The gift of Adrian was partly a consequence of the fatherly concern felt by the Pope for the spiritual welfare of the Irish people, of the moral and spiritual condition of whom St Malachy and St Bernard had recently given a desponding report, and it was partly a move in that Weltpolitik which was gradually extending the power of the Roman curia over every part of Europe. At a far later date Pope Alexander VI put forth a similar claim in his division of the entire Western world between Spain and Portugal. These gifts, while extending the Papal support to the recipients in their ambitious projects, at the same time gave expression to the assumption of an authority which claimed to stand above kings and made them suppliants at the hands of the spiritual power.

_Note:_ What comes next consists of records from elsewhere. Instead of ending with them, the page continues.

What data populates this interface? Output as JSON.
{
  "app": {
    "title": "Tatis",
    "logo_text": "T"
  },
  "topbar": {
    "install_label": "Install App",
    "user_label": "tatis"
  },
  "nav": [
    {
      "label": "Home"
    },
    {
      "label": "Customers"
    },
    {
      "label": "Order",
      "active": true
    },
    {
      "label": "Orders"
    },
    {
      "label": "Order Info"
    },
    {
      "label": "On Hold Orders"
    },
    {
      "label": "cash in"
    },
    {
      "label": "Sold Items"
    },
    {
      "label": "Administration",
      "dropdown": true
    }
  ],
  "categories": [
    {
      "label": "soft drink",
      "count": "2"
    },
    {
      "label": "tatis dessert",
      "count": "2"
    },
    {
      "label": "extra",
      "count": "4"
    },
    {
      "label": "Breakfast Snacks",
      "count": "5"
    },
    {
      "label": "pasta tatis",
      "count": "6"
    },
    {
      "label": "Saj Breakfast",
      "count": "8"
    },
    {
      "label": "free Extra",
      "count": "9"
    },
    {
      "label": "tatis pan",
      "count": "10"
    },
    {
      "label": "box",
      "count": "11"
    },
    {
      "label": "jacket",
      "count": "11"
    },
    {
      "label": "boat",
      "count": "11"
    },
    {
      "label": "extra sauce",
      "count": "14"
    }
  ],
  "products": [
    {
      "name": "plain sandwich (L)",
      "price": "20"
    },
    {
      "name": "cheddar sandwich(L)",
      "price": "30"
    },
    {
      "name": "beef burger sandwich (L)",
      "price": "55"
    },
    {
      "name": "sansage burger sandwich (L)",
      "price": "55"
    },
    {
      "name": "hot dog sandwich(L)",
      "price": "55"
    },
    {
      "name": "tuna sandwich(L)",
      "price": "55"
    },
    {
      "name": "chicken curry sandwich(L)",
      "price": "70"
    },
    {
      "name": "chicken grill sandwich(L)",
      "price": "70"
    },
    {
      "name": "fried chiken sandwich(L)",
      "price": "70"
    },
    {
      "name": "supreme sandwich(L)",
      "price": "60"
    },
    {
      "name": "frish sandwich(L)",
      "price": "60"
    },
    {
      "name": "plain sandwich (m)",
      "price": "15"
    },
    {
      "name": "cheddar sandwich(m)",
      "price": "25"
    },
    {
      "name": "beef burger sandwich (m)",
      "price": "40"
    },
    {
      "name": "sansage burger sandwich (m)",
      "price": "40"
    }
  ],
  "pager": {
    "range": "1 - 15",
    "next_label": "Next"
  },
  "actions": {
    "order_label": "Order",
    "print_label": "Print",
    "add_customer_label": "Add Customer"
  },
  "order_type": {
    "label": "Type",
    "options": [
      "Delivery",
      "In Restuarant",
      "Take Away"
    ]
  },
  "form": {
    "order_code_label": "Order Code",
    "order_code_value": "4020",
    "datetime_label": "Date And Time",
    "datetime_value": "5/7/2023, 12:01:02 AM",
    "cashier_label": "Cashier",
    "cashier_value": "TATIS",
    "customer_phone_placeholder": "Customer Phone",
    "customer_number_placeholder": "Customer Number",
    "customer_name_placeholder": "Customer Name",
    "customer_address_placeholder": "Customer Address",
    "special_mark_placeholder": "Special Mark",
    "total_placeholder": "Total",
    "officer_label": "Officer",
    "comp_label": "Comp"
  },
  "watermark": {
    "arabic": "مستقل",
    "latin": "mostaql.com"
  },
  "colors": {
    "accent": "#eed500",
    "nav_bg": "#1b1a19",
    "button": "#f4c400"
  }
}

[1] The original text of this Bull will be found in Dimock’s edition of the works of Giraldus Cambrensis, vol. v, pp. 317-319 (1867).

[2] For the original see ibid., pp. 318-319; and Ussher’s Sylloge, No. 47.

[3] See also G. H. Orpen, Ireland under the Normans (1911), i, 287-318.

[4] For the original see Theiner, Vet. Mon. Hib. et Scot., No. ccccxxii, p. 201.

[5] The two cardinals arrived in England in the summer of 1317, more than two years after the landing of Edward Bruce in Ireland.

[6] Pp. 245-260.

[7] Rinuccini, Embassy in Ireland, xxviii-xxix.

[8] Sweetman, Calendar, i, No. 38, pp. 6, 7; Black Book of the Exchequer, Q.R., fol. 8b, 9, 9b.